= Jean Corolère =

Jean Corolère (c. 1730 – after 1752) was a resident of New France, who held the position of the colony's chief executioner in the early 1750s.

Born near Quimper, France, Corolère is believed to have come to New France as a military recruit. By 1750 he was a military drummer in the grenadier and gunner company. On January 26, 1751, he was involved in a duel against a man named Coffre; however, as duelling was illegal in New France, Corolère was arrested and sentenced to death. Coffre could not be arrested or tried, as he fled to parts unknown as soon as he learned that he was at risk of arrest.

In New France in that era, a man who had been sentenced to death could have his life spared if he agreed to accept the job of executioner; a female prisoner, meanwhile, could have her life spared if the executioner agreed to marry her. While in prison, Corolère's cell was next to that of Françoise Laurent, a young servant who had been sentenced to death for stealing clothes from her employers, and the two appear to have developed a relationship inside the prison walls; on August 17, 1751, Corolère petitioned to accept the job of executioner, saving his own life, and the following day, he petitioned to marry Laurent, saving hers.
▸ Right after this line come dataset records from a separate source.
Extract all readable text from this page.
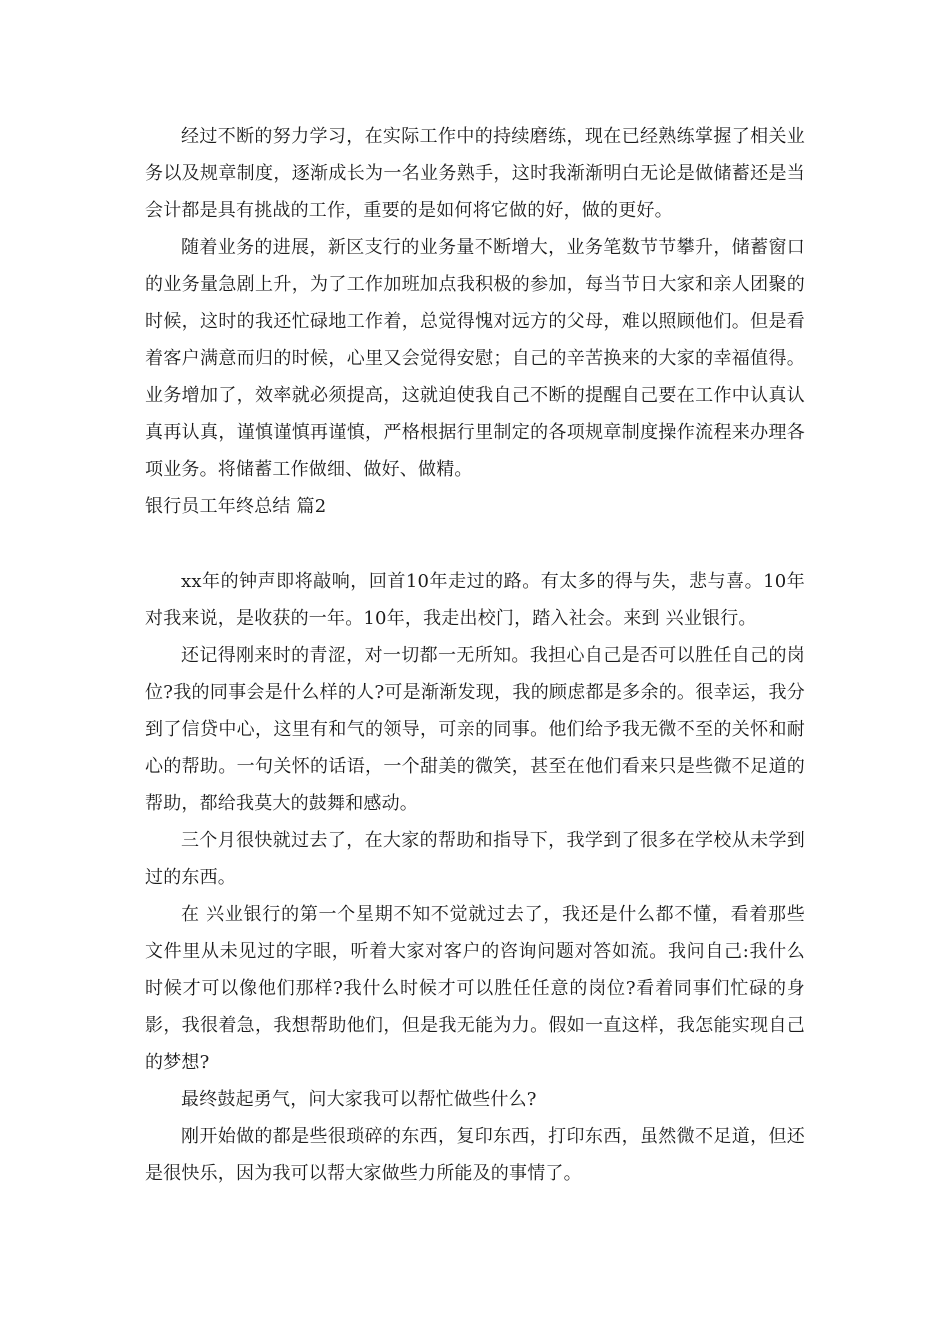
经过不断的努力学习，在实际工作中的持续磨练，现在已经熟练掌握了相关业务以及规章制度，逐渐成长为一名业务熟手，这时我渐渐明白无论是做储蓄还是当会计都是具有挑战的工作，重要的是如何将它做的好，做的更好。

随着业务的进展，新区支行的业务量不断增大，业务笔数节节攀升，储蓄窗口的业务量急剧上升，为了工作加班加点我积极的参加，每当节日大家和亲人团聚的时候，这时的我还忙碌地工作着，总觉得愧对远方的父母，难以照顾他们。但是看着客户满意而归的时候，心里又会觉得安慰；自己的辛苦换来的大家的幸福值得。业务增加了，效率就必须提高，这就迫使我自己不断的提醒自己要在工作中认真认真再认真，谨慎谨慎再谨慎，严格根据行里制定的各项规章制度操作流程来办理各项业务。将储蓄工作做细、做好、做精。

银行员工年终总结 篇2

xx年的钟声即将敲响，回首10年走过的路。有太多的得与失，悲与喜。10年对我来说，是收获的一年。10年，我走出校门，踏入社会。来到 兴业银行。

还记得刚来时的青涩，对一切都一无所知。我担心自己是否可以胜任自己的岗位?我的同事会是什么样的人?可是渐渐发现，我的顾虑都是多余的。很幸运，我分到了信贷中心，这里有和气的领导，可亲的同事。他们给予我无微不至的关怀和耐心的帮助。一句关怀的话语，一个甜美的微笑，甚至在他们看来只是些微不足道的帮助，都给我莫大的鼓舞和感动。

三个月很快就过去了，在大家的帮助和指导下，我学到了很多在学校从未学到过的东西。

在 兴业银行的第一个星期不知不觉就过去了，我还是什么都不懂，看着那些文件里从未见过的字眼，听着大家对客户的咨询问题对答如流。我问自己:我什么时候才可以像他们那样?我什么时候才可以胜任任意的岗位?看着同事们忙碌的身影，我很着急，我想帮助他们，但是我无能为力。假如一直这样，我怎能实现自己的梦想?

最终鼓起勇气，问大家我可以帮忙做些什么?

刚开始做的都是些很琐碎的东西，复印东西，打印东西，虽然微不足道，但还是很快乐，因为我可以帮大家做些力所能及的事情了。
He appears to have held the job of executioner for approximately a year, and there are no known historical records of his or Laurent's whereabouts after April 1752.

The story of Corolère and Laurent has been explored in several contemporary works, including Margaret Atwood's poem "Marrying the Hangman", Naomi McCormack's short historical drama film The Hangman's Bride, and Kate Cayley's theatrical play The Hanging of Françoise Laurent and novel The Hangman in the Mirror. Nearly all such works explore the story from Laurent's perspective rather than Corolère's, often positing that Laurent was in fact the one who convinced Corolère to accept the job and marry her, although none of the original historical records establish whether Corolère or Laurent was the real architect of the decision.